Have you ever had the psychosis return after the trauma ended? It might not be a lifelong sort of issue. It might be something that would require very extreme circumstances to happen.

My therapist and pdoc know that it happened (my therapist is the one who pulled the trigger on sending me to the hospital, I saw her twice the week I freed myself), but neither of them seems to be bothered by it. I think they see it for what it is - something that happened because of extreme circumstances, rather than an ongoing lifelong problem.
 
I experienced psychosis in relation to my trauma, too. I was kept from sleeping, basically torture ke...

I am so sorry you had to experience that. It seems like our situations are very different though. You (forgive me if this is wrong) had this horrible condition forced on you through torture. Sleep deprivation can cause psychosis in anyone let alone forced sleep deprivation.

My psycosis was more MH related (happened two weeks after trauma) and has reoccured once since through normal everyday stress etc.
Thank god (insert deity of your choice) that you escaped that hell.
 
What's MH? Sometimes I suck at all these acronyms we use here lol.

Mental health?

Thank god (insert deity of your choice) that you escaped that hell.

Hell is a euphemism for what psychosis was like, at least for me.

I feel sorry that you had to go into it twice. That's horrible. It was f*cking -terrifying- for me. Words cannot describe it. Words don't do that type of horror justice.

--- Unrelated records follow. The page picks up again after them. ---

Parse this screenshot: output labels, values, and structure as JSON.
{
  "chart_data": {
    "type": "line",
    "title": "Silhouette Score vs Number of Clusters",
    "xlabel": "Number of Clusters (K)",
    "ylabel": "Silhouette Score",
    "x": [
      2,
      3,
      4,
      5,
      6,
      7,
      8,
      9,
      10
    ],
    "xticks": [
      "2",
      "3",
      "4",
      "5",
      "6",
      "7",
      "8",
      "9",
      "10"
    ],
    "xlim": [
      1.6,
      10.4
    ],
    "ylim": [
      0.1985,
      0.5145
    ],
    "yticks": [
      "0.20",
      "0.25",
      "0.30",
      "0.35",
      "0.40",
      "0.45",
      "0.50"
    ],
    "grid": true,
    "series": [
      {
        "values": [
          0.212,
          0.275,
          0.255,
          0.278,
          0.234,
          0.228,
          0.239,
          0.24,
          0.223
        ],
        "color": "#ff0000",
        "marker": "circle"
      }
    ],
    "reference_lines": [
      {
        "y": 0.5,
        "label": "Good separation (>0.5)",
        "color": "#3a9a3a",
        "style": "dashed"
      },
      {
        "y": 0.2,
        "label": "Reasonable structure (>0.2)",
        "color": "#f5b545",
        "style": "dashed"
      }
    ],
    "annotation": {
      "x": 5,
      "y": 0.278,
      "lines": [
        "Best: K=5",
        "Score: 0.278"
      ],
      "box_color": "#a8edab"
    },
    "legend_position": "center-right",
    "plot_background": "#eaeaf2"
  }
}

Plus having to deal with the fact that it happened, after you recover (which itself is a process lol, felt like my brain was slowly coming back online, and I felt just stupid as hell). People take the fact they can trust their own thoughts and perceptions for granted.

That said, two weeks after your trauma is still pretty tied to your trauma. I could see the potential sleep dep. (dunno if you had any) and other stuff from being all jacked up because of what happened, causing psychosis. I'm glad that you've been free from it for over a year.

It's not even been 4 months for me, since my psychotic episode ended.

I've been afraid of "normal everyday stress" sort of situations sending me back into it, like I worry that if I let myself get too worked up about something, I'll start to go insane. Every time I'm unable to sleep, the fear of psychosis is there. It was the worst, the first time that I wasn't able to sleep after being cured of my psychosis. It's not as bad now, but it's a fear that I still have to deal with every time I'm sleep deprived. With time my fears have gone down some, but they are still very much there. That experience was just too horrible for me to be able to shake off all the fear of it happening again.